The second round of Brexit negotiations are well underway, no doubt being followed worldwide in the first big test for the Conservative–DUP supply and confidence agreement.
We all knew how difficult the task in hand was going to be, and we will now start to see this in full motion.
It is expected that the attention of the talks will focus on the Brexit bill, and the rights of EU citizens living in the UK – an issue widely debated during the General Election campaign.
Whether we like it or not, since the Brexit vote last year the lives of the British public have been dominated by the decision.
And even though there are a lot of people who may choose not to have an opinion on the matter, it’s clear that Britain is as divided as ever over the hard/soft Brexit debate, with the government and opposition tearing themselves apart over different ideals of our post-EU position on the world stage.
Despite this division, a recent study found that the British public demonstrated a long-term resilience, with 69 per cent stating they are still proud to be British – a warming sentiment following such a tiresome year.
As we have seen, terrible recent acts that would usually divide people have actually created unity, such as the terrorist attacks in London and Manchester and the Grenfell Tower disaster.
Brits have rallied together to help one another – not panic – and reaffirm their identity to create stability amongst our communities. The ‘One Love Manchester’ benefit concert, Grenfell charity single, and donations for the victim’s families are great examples of this, uniting the nation and showing pride in being British.
This attitude is something that businesses need to understand. With this renewed sense of unity brings a new opportunity for businesses to be part of the conversation and connect with people on a real life level.
Within the business world it would be hard to deny that there was a sense of real disappointment in the immediate aftermath of the Brexit vote; and there are indications that this disappointment is justified, with a report from the Centre of Economic Business Research (CEBR) finding that lost access to the Single Market in services after Brexit could cost the British economy some £36bn a year.
But it’s how you react to this change that defines a business and demonstrates its ability to evolve and succeed in times of disruption.
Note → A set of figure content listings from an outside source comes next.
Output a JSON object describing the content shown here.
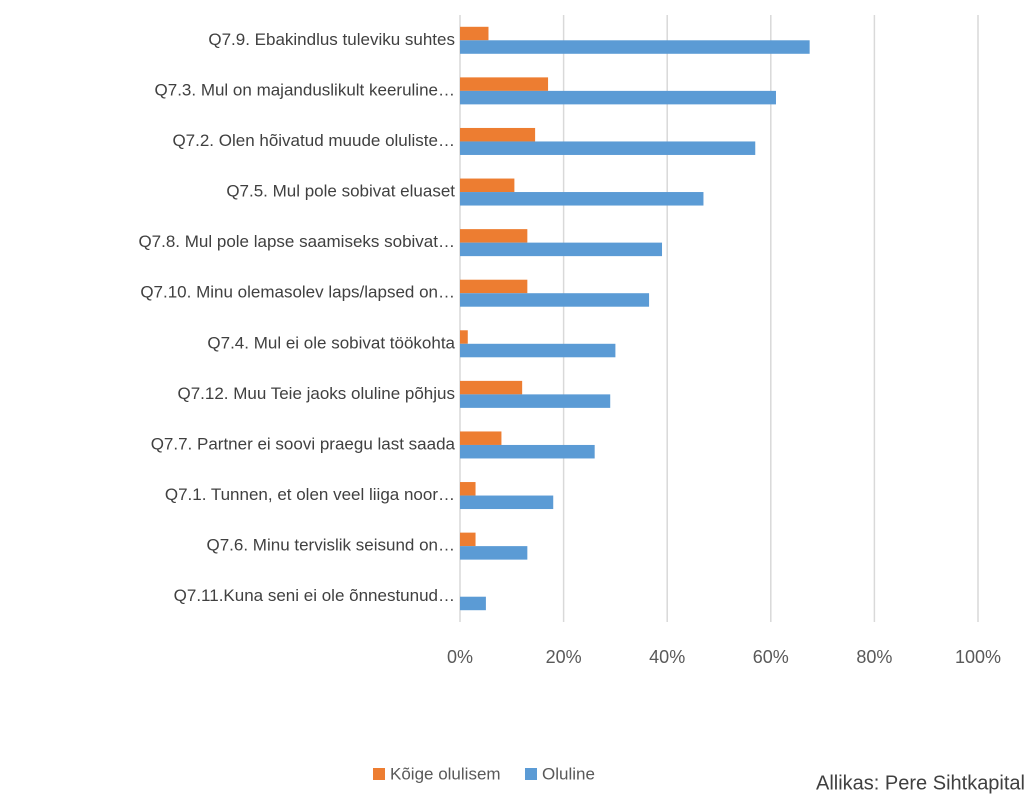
{
  "chart_data": {
    "type": "hbar",
    "categories": [
      "Q7.9. Ebakindlus tuleviku suhtes",
      "Q7.3. Mul on majanduslikult keeruline…",
      "Q7.2. Olen hõivatud muude oluliste…",
      "Q7.5. Mul pole sobivat eluaset",
      "Q7.8. Mul pole lapse saamiseks sobivat…",
      "Q7.10. Minu olemasolev laps/lapsed on…",
      "Q7.4. Mul ei ole sobivat töökohta",
      "Q7.12. Muu Teie jaoks oluline põhjus",
      "Q7.7. Partner ei soovi praegu last saada",
      "Q7.1. Tunnen, et olen veel liiga noor…",
      "Q7.6. Minu tervislik seisund on…",
      "Q7.11.Kuna seni ei ole õnnestunud…"
    ],
    "series": [
      {
        "name": "Kõige olulisem",
        "color": "#ed7d31",
        "values": [
          5.5,
          17,
          14.5,
          10.5,
          13,
          13,
          1.5,
          12,
          8,
          3,
          3,
          0
        ]
      },
      {
        "name": "Oluline",
        "color": "#5b9bd5",
        "values": [
          67.5,
          61,
          57,
          47,
          39,
          36.5,
          30,
          29,
          26,
          18,
          13,
          5
        ]
      }
    ],
    "xlim": [
      0,
      100
    ],
    "xticks": [
      {
        "value": 0,
        "label": "0%"
      },
      {
        "value": 20,
        "label": "20%"
      },
      {
        "value": 40,
        "label": "40%"
      },
      {
        "value": 60,
        "label": "60%"
      },
      {
        "value": 80,
        "label": "80%"
      },
      {
        "value": 100,
        "label": "100%"
      }
    ],
    "grid": true,
    "legend": "bottom",
    "annotation": "Allikas: Pere Sihtkapital"
  }
}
Smart companies will invest in specific areas with intelligence, demonstrating that they are able to retain stability in this uncertain market. In fact, research has shown that those businesses representing stability, reliability and permanence, such as John Lewis, connected with the British character in a meaningful way and were the most valued by the British public.
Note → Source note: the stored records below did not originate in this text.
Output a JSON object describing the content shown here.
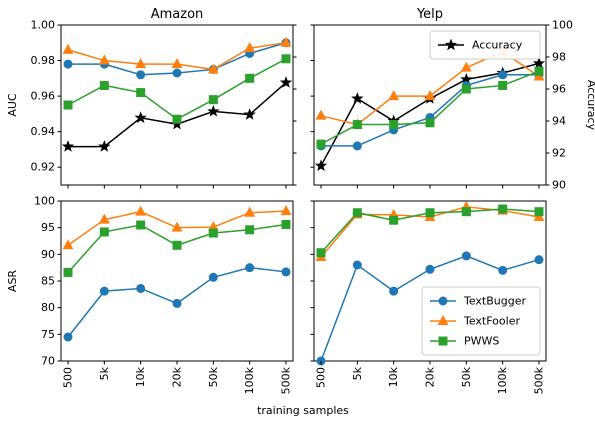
{
  "colors": {
    "TextBugger": "#1f77b4",
    "TextFooler": "#ff7f0e",
    "PWWS": "#2ca02c",
    "Accuracy": "#000000"
  },
  "chart_data": [
    {
      "type": "line",
      "panel": "top-left",
      "title": "Amazon",
      "ylabel": "AUC",
      "categories": [
        "500",
        "5k",
        "10k",
        "20k",
        "50k",
        "100k",
        "500k"
      ],
      "ylim": [
        0.91,
        1.0
      ],
      "yticks": [
        "0.92",
        "0.94",
        "0.96",
        "0.98",
        "1.00"
      ],
      "y2lim": [
        90,
        100
      ],
      "series": [
        {
          "name": "TextBugger",
          "values": [
            0.978,
            0.978,
            0.972,
            0.973,
            0.975,
            0.984,
            0.99
          ]
        },
        {
          "name": "TextFooler",
          "values": [
            0.986,
            0.98,
            0.978,
            0.978,
            0.975,
            0.987,
            0.99
          ]
        },
        {
          "name": "PWWS",
          "values": [
            0.955,
            0.966,
            0.962,
            0.947,
            0.958,
            0.97,
            0.981
          ]
        },
        {
          "name": "Accuracy",
          "axis": "right",
          "values": [
            92.4,
            92.4,
            94.2,
            93.8,
            94.6,
            94.4,
            96.4
          ]
        }
      ]
    },
    {
      "type": "line",
      "panel": "top-right",
      "title": "Yelp",
      "ylabel": "Accuracy",
      "categories": [
        "500",
        "5k",
        "10k",
        "20k",
        "50k",
        "100k",
        "500k"
      ],
      "ylim": [
        0.91,
        1.0
      ],
      "y2lim": [
        90,
        100
      ],
      "y2ticks": [
        "90",
        "92",
        "94",
        "96",
        "98",
        "100"
      ],
      "legend": {
        "entries": [
          "Accuracy"
        ],
        "position": "top-right"
      },
      "series": [
        {
          "name": "TextBugger",
          "values": [
            0.932,
            0.932,
            0.941,
            0.948,
            0.966,
            0.972,
            0.972
          ]
        },
        {
          "name": "TextFooler",
          "values": [
            0.949,
            0.944,
            0.96,
            0.96,
            0.976,
            0.985,
            0.971
          ]
        },
        {
          "name": "PWWS",
          "values": [
            0.933,
            0.944,
            0.944,
            0.945,
            0.964,
            0.966,
            0.974
          ]
        },
        {
          "name": "Accuracy",
          "axis": "right",
          "values": [
            91.2,
            95.4,
            94.0,
            95.4,
            96.6,
            97.0,
            97.6
          ]
        }
      ]
    },
    {
      "type": "line",
      "panel": "bottom-left",
      "ylabel": "ASR",
      "xlabel": "training samples",
      "categories": [
        "500",
        "5k",
        "10k",
        "20k",
        "50k",
        "100k",
        "500k"
      ],
      "ylim": [
        70,
        100
      ],
      "yticks": [
        "70",
        "75",
        "80",
        "85",
        "90",
        "95",
        "100"
      ],
      "series": [
        {
          "name": "TextBugger",
          "values": [
            74.5,
            83.1,
            83.6,
            80.8,
            85.7,
            87.5,
            86.7
          ]
        },
        {
          "name": "TextFooler",
          "values": [
            91.7,
            96.5,
            98.0,
            95.0,
            95.1,
            97.8,
            98.1
          ]
        },
        {
          "name": "PWWS",
          "values": [
            86.6,
            94.2,
            95.5,
            91.7,
            94.0,
            94.6,
            95.6
          ]
        }
      ]
    },
    {
      "type": "line",
      "panel": "bottom-right",
      "categories": [
        "500",
        "5k",
        "10k",
        "20k",
        "50k",
        "100k",
        "500k"
      ],
      "ylim": [
        70,
        100
      ],
      "legend": {
        "entries": [
          "TextBugger",
          "TextFooler",
          "PWWS"
        ],
        "position": "bottom-right"
      },
      "series": [
        {
          "name": "TextBugger",
          "values": [
            70.0,
            88.0,
            83.1,
            87.2,
            89.7,
            87.0,
            89.0
          ]
        },
        {
          "name": "TextFooler",
          "values": [
            89.5,
            97.5,
            97.4,
            97.0,
            98.9,
            98.2,
            97.0
          ]
        },
        {
          "name": "PWWS",
          "values": [
            90.3,
            97.8,
            96.4,
            97.8,
            98.0,
            98.5,
            98.0
          ]
        }
      ]
    }
  ]
}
These bedrock businesses are firmly rooted in a clear set of values and provide confidence in the face of uncertainty.
This confidence has never been more needed following the madness of the election. It’s been documented that 18-24 year olds set themselves apart as a distinct voice in national opinions; they are decisive in their views, and willing to cut a business or a friend loose if they disagree with them.
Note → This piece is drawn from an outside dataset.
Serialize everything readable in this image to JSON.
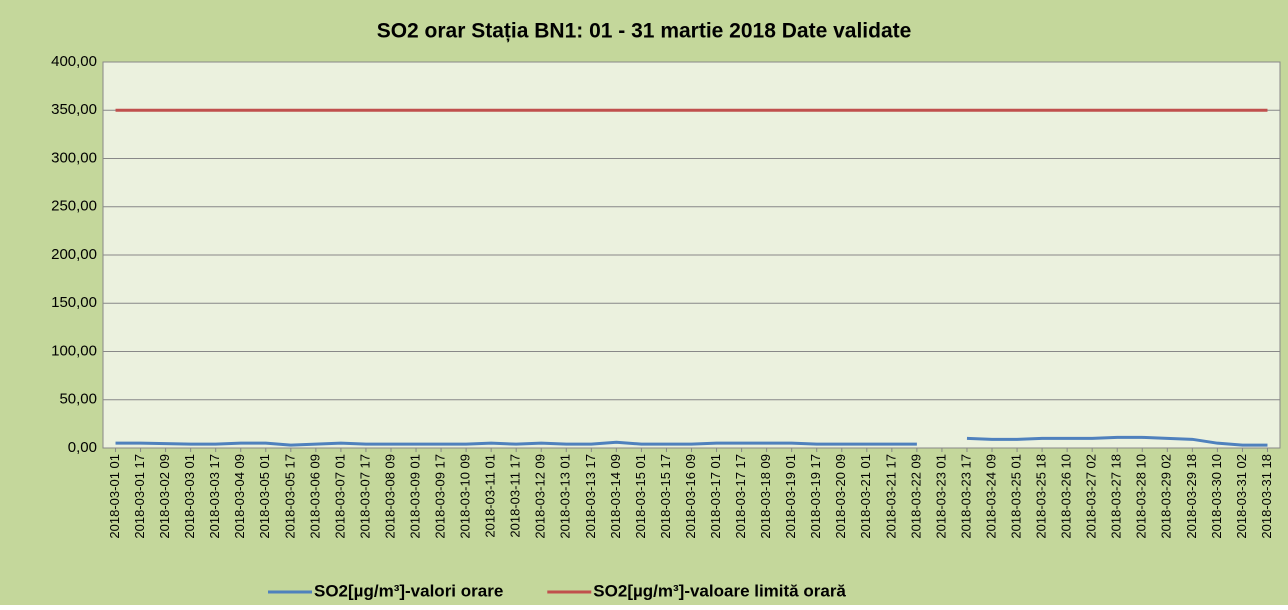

So when Corbyn spoke directly to this group, and made Labour’s manifesto relevant to this audience, it stirred passion and support. Brexit galvanised young people’s interest in politics to a much greater level than ever expected and businesses now need to recognise this.
The distraction of a General Election, as well as tragic events, has left us no further forward on Brexit than we were last June. This second round of negotiations gives us a chance to take hold of new opportunities and begin to unite as a nation once more.
The government needs to deliver a clear plan of action and pave the way for positive progress to be made. Once this has been achieved we can start gaining the confidence of Europe and the rest of the world again, creating better business opportunities and a united Britain.